Published in final edited form as: J Immunol. 2009 Nov 13;183(11):7259. doi: 10.4049/jimmunol.0902573

FIGURE 5.

FIGURE 5

Defective in vitro and in vivo Th17 differentiation of Def6−/− T cells. A and B, FACS-sorted naive CD4+CD62LhighCD44low OT-II T cells from WT or KO mice were stimulated for 5 days with irradiated, OVA323–339-pulsed WT splenic APCs, and cultured in the absence or presence of TGF-β (5 ng/ml) and increasing concentrations (1, 5, or 20 ng/ml; indicated by a black wedge) of IL-6. IL-17- and IFN-γ-expressing CD4+ T cells were measured by ICS (A).
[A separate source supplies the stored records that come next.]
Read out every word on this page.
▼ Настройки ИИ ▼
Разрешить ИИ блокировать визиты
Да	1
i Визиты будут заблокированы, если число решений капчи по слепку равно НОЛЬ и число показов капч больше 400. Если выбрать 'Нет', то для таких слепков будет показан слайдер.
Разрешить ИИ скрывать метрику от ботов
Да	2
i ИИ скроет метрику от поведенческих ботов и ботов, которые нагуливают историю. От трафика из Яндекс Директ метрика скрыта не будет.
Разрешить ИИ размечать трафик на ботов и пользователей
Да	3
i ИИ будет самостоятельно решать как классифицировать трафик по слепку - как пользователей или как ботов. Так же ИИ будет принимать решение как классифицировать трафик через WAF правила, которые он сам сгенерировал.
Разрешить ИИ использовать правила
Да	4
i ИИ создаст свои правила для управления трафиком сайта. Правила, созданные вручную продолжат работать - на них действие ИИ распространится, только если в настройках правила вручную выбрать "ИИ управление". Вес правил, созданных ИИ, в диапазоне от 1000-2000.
The production of IL-17, IL-21, and IL-22 in culture supernatants was measured by an ELISA (B). Data represent means ± SD of triplicate wells and are representative of three independent experiments with similar results. C, FACS-sorted naive CD45.2+ T cells from WT or KO OT-II mice were transferred i.v. into CD45-congenic (CD45.1+) mice. The recipients (three mice per group) were immunized with OVA in CFA. Eight days later, dLN cells were stimulated with PMA and ionomycin for 5 h, and IL-17-expressing CD4+ T cells were measured by ICS after gating on CD45.2+CD4+ T cells. Numbers adjacent to the gates indicate the percentage of IL-17-positive cells among the transferred cells. Statistical differences were determined as in Fig. 1.